Mayanginen Thayanginen is a 2012 Indian Tamil-language romantic thriller film written and directed by T. S. Vendan, who earlier directed Inba. It stars Nithin Sathya and Disha Pandey in the lead roles with Pawan, Tarun Shatriya and Tejashree in supporting roles. The film which was shot between 2010 and 2011 was released on 1 June 2012.

== Production ==
Production began in 2010, and was completed in 2011. The producer's son, Bala, made his actig debut as a mechanic. During the making of the film, the producers filed a complaint and sought compensation from Disha Pandey for losses incurred due to her absence from the shoot.

==Soundtrack==
The songs are composed by Kannan.

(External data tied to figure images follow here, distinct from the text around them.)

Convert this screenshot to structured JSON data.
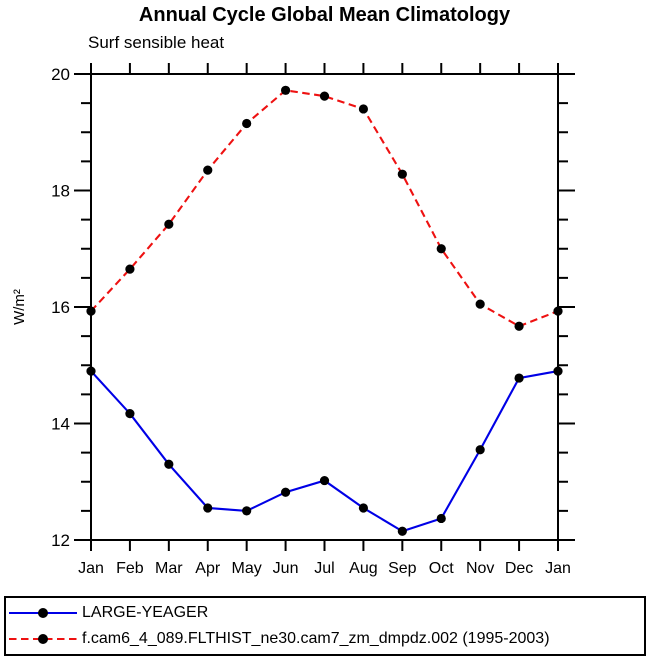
{
  "chart_data": {
    "type": "line",
    "title": "Annual Cycle Global Mean Climatology",
    "subtitle": "Surf sensible heat",
    "ylabel": "W/m²",
    "xlabel": "",
    "categories": [
      "Jan",
      "Feb",
      "Mar",
      "Apr",
      "May",
      "Jun",
      "Jul",
      "Aug",
      "Sep",
      "Oct",
      "Nov",
      "Dec",
      "Jan"
    ],
    "ylim": [
      12,
      20
    ],
    "yticks_major": [
      12,
      14,
      16,
      18,
      20
    ],
    "ytick_minor_step": 0.5,
    "grid": false,
    "legend_position": "bottom",
    "marker_color": "#000000",
    "marker_shape": "filled-circle",
    "series": [
      {
        "name": "LARGE-YEAGER",
        "color": "#0000e6",
        "line_style": "solid",
        "values": [
          14.9,
          14.17,
          13.3,
          12.55,
          12.5,
          12.82,
          13.02,
          12.55,
          12.15,
          12.37,
          13.55,
          14.78,
          14.9
        ]
      },
      {
        "name": "f.cam6_4_089.FLTHIST_ne30.cam7_zm_dmpdz.002 (1995-2003)",
        "color": "#ee1111",
        "line_style": "dashed",
        "values": [
          15.93,
          16.65,
          17.42,
          18.35,
          19.15,
          19.72,
          19.62,
          19.4,
          18.28,
          17.0,
          16.05,
          15.67,
          15.93
        ]
      }
    ]
  }
}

The audio launch was held in April 2012.
- "Aadi Varum Theru" – Mukesh, Chinnaponnu
- "Kanavinil Neeyum" – Vijay Prakash
- "Mayanginen Thayanginen" – Sathyaprakash
- "Kadavulin Koil" – Shweta Mohan
- "Unnai Vittu Ponaal" – Haricharan
- "Mayanginen Thayanginen" – Thilaka

== Release and reception ==
The film received a U certificate from the censor board after the makers agreed to 100 cuts. Maalai Malar gave a negative review for the film.